One of the biggest challenges with the smart home will be the collection and use of personal data. There is a lack of public trust when it comes to personal data privacy which is not completely unfounded. An intimate profile of an individual can be established just by combining impersonal data collected from wearables, mobile phones and sensors already in use today. Allowing various technologies to collect seemingly irrelevant data about you and your movements opens up the possibility of misuse, including identification from entirely anonymised data. Since the fear of Big Brother is real, introducing even more monitoring technologies into our home environment will place further pressure on companies to explicitly prove that the data they collect will be used for the intended purpose only. An interesting by-product of these data-collecting technologies could be behaviour change on a grand scale. Chris highlighted that people behave differently when they believe they are under surveillance (the Panopticon principle).

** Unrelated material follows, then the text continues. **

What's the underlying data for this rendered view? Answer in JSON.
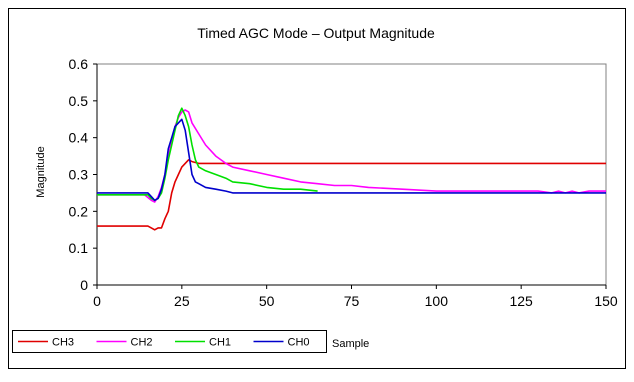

Successful adoption of smart technology will rely on three key factors: firstly, the technology and its rollout must be designed with real people in mind and be sympathetic to the limitations this may bring; secondly, more research needs to be done to understand how people engage with and use it; and thirdly, public trust around the collection and use of personal data needs to be addressed. Claire Maugham and SmartEnergy GB, who are taking charge of the smart meter roll out and engagement have a big challenge on their hands.
In the long run however, smart meter efficiency and energy saving will only go so far. More than 80% of the buildings that will exist in 2049 are already built. Smarter energy use through technology cannot fully address the energy inefficiency and substantial heat loss from poorly-insulated older buildings. This is another big challenge when it comes to engagement and adoption, perhaps the work being done by the likes of EST and Smart Energy GB will help inform programs retrofitting energy inefficient buildings?